Addressing the issue of using Apple’s smartphone in the country, Tynan said: “It is difficult to see how any form of travel with an iPhone to a country that implements such a policy would even be possible.”

Lost In Translation

Tynan believes that the controversy stems partly from an error in translating the draft laws. Mandating the use of encryption only from registered vendors is practically unworkable in a modern society where hundreds of competing companies use their own encryption standards. “This may have been an error in translation, because otherwise it would mark an unprecedented and draconian shift in policy,” Tynan said.

These draft proposals may sound like measures expected from a dictatorship, but encryption is being undermined all over the world as governments push back against improved cryptography. In Britain, the Regulation of Investigatory Powers Act, which came into force 15 years ago, has been used to compel users to disclose unencrypted data in certain instances.

Following his victory at the polls in May, Prime Minister David Cameron has made it clear that he plans to increase the powers of U.K. law enforcement agencies by undermining the encryption used by most major communication platforms with the reintroduction of the so-called Snoopers' Charter.

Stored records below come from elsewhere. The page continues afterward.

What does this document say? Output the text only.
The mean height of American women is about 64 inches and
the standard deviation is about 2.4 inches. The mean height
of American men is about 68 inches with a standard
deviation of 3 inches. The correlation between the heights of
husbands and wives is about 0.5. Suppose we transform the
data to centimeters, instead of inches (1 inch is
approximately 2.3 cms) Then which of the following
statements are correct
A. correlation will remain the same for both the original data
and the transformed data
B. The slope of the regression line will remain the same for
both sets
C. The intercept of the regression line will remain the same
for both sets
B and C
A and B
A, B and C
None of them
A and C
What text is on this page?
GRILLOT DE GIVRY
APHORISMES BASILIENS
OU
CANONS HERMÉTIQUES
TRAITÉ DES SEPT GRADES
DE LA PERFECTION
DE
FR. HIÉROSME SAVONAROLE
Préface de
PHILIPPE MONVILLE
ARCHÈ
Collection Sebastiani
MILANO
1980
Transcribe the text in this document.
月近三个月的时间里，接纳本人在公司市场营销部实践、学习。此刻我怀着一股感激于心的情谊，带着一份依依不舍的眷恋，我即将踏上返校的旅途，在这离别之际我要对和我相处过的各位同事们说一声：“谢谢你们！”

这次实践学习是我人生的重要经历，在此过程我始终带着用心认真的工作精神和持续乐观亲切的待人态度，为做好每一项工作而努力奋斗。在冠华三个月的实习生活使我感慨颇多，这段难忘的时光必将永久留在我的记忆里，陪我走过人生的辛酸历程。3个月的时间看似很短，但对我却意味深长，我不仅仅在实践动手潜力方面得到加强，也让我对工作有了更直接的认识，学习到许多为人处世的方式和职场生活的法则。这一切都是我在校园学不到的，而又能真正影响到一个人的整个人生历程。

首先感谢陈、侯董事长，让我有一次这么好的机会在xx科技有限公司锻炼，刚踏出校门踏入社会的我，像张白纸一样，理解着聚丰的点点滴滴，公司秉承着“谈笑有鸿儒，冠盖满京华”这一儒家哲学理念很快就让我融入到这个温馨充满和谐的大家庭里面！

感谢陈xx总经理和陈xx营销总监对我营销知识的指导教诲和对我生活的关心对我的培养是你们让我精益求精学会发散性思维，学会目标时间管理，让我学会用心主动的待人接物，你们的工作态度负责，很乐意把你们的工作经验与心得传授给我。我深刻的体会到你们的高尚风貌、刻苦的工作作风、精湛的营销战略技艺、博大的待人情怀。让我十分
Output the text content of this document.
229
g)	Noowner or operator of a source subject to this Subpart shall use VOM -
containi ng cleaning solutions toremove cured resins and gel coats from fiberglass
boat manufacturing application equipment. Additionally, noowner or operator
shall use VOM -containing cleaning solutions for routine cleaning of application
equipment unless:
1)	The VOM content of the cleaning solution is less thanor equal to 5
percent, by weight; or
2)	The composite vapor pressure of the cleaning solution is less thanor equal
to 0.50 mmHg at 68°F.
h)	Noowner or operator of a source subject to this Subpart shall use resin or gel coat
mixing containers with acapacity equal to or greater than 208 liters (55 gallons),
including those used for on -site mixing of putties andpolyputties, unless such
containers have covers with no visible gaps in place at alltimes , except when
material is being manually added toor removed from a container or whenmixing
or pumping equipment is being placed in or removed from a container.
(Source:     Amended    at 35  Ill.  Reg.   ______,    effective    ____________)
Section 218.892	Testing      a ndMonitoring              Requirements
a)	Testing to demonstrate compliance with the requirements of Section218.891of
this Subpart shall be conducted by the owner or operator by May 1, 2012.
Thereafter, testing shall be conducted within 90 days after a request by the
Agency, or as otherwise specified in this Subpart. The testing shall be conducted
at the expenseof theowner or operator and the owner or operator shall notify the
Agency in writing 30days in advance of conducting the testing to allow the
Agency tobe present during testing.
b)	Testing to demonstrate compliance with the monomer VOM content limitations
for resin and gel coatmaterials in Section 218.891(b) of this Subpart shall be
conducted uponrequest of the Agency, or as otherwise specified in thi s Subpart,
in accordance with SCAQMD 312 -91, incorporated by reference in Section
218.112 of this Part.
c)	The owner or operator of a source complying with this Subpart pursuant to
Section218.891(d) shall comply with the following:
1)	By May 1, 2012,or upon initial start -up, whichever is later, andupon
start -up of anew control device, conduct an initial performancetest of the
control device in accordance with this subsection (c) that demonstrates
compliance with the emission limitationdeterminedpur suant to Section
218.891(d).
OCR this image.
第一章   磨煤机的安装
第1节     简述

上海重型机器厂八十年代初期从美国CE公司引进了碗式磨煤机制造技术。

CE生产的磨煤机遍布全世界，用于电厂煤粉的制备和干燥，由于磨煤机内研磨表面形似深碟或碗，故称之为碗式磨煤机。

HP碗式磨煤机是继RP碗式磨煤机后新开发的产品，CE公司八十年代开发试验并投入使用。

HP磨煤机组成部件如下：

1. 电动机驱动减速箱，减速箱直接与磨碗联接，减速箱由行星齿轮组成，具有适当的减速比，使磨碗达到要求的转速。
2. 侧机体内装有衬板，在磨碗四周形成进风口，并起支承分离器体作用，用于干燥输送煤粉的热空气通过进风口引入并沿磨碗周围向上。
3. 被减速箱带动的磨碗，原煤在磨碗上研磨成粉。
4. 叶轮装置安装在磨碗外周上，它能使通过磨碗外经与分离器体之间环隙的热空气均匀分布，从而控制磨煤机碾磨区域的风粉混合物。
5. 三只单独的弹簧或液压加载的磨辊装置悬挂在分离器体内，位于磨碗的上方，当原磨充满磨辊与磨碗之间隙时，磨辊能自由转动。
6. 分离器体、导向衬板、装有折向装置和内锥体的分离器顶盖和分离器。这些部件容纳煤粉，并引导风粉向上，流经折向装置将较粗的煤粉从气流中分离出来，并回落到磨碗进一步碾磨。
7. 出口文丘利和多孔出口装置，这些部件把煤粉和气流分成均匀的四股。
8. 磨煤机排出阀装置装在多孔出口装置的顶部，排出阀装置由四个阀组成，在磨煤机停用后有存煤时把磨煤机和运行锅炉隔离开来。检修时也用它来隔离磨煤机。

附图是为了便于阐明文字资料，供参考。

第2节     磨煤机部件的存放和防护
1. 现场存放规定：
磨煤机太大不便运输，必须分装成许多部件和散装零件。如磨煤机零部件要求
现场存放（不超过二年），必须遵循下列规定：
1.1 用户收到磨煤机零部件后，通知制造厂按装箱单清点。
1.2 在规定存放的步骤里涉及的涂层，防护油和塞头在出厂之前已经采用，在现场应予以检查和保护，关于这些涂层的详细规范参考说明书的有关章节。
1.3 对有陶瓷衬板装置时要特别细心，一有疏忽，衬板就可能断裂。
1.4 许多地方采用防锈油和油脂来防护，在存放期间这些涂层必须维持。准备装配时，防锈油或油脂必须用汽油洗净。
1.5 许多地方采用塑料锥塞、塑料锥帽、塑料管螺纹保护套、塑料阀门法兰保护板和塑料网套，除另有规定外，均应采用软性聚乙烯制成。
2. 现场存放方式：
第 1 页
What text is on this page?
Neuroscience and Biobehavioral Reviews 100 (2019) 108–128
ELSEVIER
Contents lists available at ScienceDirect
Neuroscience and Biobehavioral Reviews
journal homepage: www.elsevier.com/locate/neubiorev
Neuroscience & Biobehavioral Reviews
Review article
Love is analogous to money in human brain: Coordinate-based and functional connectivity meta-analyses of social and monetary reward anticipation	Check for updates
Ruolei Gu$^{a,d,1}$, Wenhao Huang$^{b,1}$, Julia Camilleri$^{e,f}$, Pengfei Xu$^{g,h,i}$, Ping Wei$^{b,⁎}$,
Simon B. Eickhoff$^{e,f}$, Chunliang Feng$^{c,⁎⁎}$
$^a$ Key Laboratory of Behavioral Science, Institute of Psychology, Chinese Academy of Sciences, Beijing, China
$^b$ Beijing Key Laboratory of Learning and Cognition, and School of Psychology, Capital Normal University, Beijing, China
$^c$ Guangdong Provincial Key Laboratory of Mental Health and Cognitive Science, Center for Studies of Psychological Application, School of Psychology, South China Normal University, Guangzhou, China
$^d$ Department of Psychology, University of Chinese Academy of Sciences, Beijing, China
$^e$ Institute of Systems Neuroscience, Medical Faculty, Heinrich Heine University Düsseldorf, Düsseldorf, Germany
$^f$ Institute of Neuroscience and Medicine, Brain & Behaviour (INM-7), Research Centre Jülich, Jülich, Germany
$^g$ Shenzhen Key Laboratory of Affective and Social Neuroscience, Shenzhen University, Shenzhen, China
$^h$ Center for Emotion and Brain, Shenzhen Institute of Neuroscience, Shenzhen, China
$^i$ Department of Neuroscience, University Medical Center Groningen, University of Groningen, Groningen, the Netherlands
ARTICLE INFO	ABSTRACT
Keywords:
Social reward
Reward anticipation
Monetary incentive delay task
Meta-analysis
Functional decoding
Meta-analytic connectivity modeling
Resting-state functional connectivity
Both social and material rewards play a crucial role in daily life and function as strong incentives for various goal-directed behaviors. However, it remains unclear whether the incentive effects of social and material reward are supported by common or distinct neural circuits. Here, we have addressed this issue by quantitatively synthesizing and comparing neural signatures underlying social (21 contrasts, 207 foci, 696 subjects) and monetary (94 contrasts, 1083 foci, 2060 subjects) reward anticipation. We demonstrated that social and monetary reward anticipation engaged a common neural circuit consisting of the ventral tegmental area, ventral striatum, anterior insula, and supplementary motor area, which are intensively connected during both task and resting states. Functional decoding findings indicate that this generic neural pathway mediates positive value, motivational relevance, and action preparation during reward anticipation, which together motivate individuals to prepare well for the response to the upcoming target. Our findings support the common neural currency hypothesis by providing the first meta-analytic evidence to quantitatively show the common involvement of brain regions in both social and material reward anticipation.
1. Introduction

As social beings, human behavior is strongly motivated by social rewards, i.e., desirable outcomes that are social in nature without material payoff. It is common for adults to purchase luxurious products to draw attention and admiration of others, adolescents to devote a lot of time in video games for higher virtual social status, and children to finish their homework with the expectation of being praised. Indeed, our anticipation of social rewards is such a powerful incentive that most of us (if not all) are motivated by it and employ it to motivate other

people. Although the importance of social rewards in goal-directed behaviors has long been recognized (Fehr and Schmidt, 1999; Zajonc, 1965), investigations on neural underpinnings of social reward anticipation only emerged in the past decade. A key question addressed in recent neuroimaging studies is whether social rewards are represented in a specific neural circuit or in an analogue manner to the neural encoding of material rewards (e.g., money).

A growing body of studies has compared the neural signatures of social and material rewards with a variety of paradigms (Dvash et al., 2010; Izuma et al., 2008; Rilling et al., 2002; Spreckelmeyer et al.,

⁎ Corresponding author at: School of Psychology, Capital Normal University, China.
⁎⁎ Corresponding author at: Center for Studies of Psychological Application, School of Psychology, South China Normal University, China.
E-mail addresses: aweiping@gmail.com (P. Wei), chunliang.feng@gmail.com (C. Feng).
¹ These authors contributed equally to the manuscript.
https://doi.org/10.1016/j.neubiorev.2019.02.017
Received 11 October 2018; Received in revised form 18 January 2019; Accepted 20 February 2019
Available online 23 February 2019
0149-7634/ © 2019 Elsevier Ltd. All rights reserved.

As well as threatening the privacy of Indian citizens, Modi's move to store unencrypted files would make India a prime target for hackers the world over -- and Tynan believes this could be exactly the reason the law is being drafted as it is.

“The requirement to keep data in an unencrypted state would be a gold mine for hackers; however, governments are in the hacking business," Tynan said. "This may be exactly what they have in mind. By forcing communications and data to be in both encrypted and unencrypted form, their hacking suites would permit them to hoover up information at will. It is disgraceful that a government would force citizens to be kept in such a vulnerable state.”